We may not have winter in Singapore, but our December gloom has its own version of that effect. When the sun disappears for weeks, the body feels it. The mind does too.

And yet, this is the moment we choose to pile on more.

Christmas is labour-heavy in ways we don’t always acknowledge. Gift hunting alone feels like a logistical exercise — navigating crowds, prices, expectations, obligations. Then comes wrapping, meal planning, cooking, cleaning, hosting, entertaining. All of this layered on top of normal life, which does not pause just because it’s festive.

For introverts, the cost is especially high. Social energy is finite. Hosting, making conversation across long dinners, being “on” for extended periods — these things take effort. And in many Asian families, presence is equated with care. To not show up, or to leave early, can be read as distance, disrespect, or lack of gratitude, even when what you actually need is rest.

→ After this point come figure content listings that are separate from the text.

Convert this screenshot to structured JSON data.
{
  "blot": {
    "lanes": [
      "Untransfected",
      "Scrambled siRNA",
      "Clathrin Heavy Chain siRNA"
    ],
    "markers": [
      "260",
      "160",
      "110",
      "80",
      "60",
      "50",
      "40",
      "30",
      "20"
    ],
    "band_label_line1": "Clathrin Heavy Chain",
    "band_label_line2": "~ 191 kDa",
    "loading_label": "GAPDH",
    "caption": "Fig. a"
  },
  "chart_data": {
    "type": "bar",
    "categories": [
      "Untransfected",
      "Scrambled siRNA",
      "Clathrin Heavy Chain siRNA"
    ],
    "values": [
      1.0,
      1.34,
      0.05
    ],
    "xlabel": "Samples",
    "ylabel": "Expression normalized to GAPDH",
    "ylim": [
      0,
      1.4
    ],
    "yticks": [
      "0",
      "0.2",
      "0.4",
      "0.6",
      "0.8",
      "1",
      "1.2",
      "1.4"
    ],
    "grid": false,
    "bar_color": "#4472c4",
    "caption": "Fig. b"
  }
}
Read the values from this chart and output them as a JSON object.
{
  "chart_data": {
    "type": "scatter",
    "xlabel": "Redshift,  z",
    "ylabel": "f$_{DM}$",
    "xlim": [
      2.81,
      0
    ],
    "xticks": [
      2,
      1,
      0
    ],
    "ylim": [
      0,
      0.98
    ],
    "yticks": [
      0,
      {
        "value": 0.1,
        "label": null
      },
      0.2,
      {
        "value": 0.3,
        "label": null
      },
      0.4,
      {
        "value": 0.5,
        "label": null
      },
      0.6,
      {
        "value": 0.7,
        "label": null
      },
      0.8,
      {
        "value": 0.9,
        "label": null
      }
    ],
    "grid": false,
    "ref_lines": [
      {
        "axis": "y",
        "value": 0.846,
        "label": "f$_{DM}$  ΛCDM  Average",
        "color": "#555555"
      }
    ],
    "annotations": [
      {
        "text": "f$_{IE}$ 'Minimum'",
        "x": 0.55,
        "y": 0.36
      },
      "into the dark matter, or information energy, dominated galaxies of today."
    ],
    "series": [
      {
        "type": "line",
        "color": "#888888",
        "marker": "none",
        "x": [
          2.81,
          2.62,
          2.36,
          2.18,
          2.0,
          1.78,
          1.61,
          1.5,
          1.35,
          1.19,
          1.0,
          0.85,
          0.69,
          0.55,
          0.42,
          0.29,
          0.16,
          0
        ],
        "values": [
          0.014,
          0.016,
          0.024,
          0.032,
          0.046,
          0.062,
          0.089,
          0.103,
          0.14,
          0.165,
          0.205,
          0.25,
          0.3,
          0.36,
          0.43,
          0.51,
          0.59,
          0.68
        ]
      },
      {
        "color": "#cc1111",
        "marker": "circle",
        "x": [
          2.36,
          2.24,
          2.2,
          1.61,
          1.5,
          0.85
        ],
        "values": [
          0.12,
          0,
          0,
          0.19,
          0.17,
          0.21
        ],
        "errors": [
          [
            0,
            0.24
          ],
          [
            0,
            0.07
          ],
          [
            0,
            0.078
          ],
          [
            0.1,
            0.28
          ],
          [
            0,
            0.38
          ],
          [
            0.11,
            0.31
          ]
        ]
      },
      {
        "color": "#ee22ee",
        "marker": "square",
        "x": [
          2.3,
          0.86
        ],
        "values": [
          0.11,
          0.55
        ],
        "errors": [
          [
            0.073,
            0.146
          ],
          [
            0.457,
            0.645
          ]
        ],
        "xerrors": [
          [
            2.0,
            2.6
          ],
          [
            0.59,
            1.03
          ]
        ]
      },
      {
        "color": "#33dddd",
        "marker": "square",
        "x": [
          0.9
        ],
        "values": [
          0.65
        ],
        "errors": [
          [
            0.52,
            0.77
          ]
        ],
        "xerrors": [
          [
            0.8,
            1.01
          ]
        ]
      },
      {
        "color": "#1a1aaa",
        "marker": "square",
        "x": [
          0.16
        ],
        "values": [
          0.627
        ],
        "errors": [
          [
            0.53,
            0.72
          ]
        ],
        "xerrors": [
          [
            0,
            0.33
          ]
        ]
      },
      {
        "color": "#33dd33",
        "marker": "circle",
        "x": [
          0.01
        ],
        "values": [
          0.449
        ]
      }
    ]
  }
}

Psychologists have long observed this tension. Surveys by the American Psychological Association consistently show that a large majority of adults experience heightened stress during the holiday season, with time pressure, financial strain, and social obligations cited as major contributors. Social psychology research has also noted that festive family meals are often among the most emotionally draining social events of the year, especially when layered with unspoken expectations or unresolved dynamics.

So if Christmas feels exhausting, it’s not because you’re doing it wrong. It’s because the structure of it is demanding.

What makes it harder is the emotional script we’re handed. Christmas is supposed to feel joyful. Restorative. Meaningful. We’re encouraged to be grateful, generous, present. And when our internal reality doesn’t match that script — when we feel tired, irritable, or numb — we quietly assume the problem lies with us.

But many people are tired. They’re just tired quietly.

There’s also a particular irony to this season. Christmas is often framed as a time to be especially kind and sensitive to others. A beautiful idea, of course. Necessary even. But kindness requires energy. Empathy requires emotional capacity. And by December, many of us are already running low.

This is the catch-22. We are exhausted, yet asked to exhaust ourselves further in the name of care. We are depleted, yet encouraged to give generously. And when we struggle to do so, guilt steps in — guilt for needing space, for wanting quiet, for not feeling festive enough.

Perhaps what we need is a gentler understanding of what kindness can look like during this time.

Kindness does not always mean doing more. Sometimes it means doing less, deliberately. It might mean simplifying traditions instead of preserving them out of habit. It might look like fewer gatherings, shorter visits, quieter celebrations. It might mean saying no without turning it into a long explanation.

In many Asian cultures, we celebrate abundance — of food, of company, of generosity. But there is also wisdom in restraint. In recognising that sustainability, emotional and otherwise, matters. That care given at the cost of burnout eventually stops being care.

Kindness, then, might also mean extending grace to ourselves. Allowing rest without justification. Accepting that not every Christmas needs to be memorable in the same way. Understanding that joy does not need to be loud, elaborate, or exhausting to be real.

So this year, when someone wishes you a merry Christmas, perhaps receive the warmth behind the words. But also allow yourself to acknowledge the effort it took just to get here. The long year. The rain. The fatigue. The quiet resilience required to keep going.

After all, making it through December — emotionally and physically — might just be the most honest holiday achievement of all.